Set \(\tan 4\theta = \frac{1}{2} \tan \theta\) and simplify:

\(4 \tan \theta (1 - \tan^2 \theta) = \frac{1}{2} \tan \theta ((1 - \tan^2 \theta)^2 - 4 \tan^2 \theta)\)

Cancel \(\tan \theta\) and solve:

\(8 (1 - \tan^2 \theta) = (1 - \tan^2 \theta)^2 - 4 \tan^2 \theta\)

Rearrange and simplify to get:

\(\tan^4 \theta + 2 \tan^2 \theta - 7 = 0\)

(b) Solve \(\tan^4 \theta + 2 \tan^2 \theta - 7 = 0\) by substituting \(x = \tan^2 \theta\):

\(x^2 + 2x - 7 = 0\)

Use the quadratic formula:

\(x = \frac{-2 \pm \sqrt{2^2 - 4 \times 1 \times (-7)}}{2 \times 1}\)

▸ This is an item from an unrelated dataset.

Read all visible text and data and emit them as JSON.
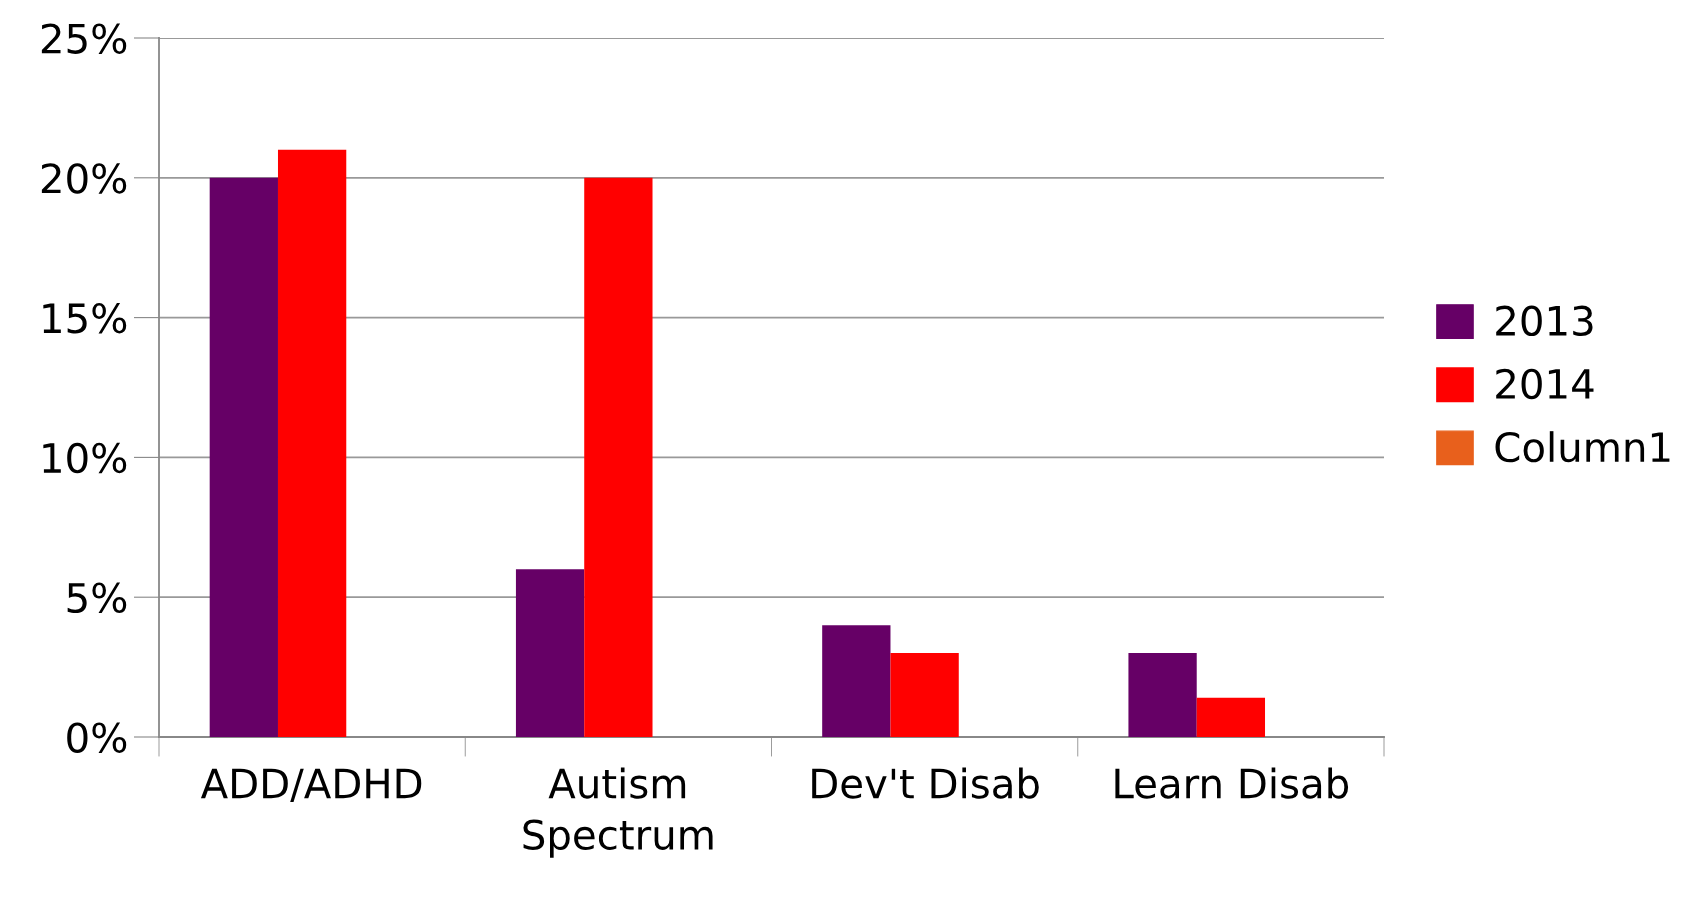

\(x = \frac{-2 \pm \sqrt{4 + 28}}{2}\)

\(x = \frac{-2 \pm \sqrt{32}}{2}\)

\(x = \frac{-2 \pm 4\sqrt{2}}{2}\)

\(x = -1 \pm 2\sqrt{2}\)

Only positive \(x\) is valid: \(x = -1 + 2\sqrt{2}\)

\(\tan^2 \theta = -1 + 2\sqrt{2}\)

\(\tan \theta = \sqrt{-1 + 2\sqrt{2}}\)

Calculate \(\theta\) for \(0^\circ < \theta < 180^\circ\):

\(\theta = 53.5^\circ, 126.5^\circ\)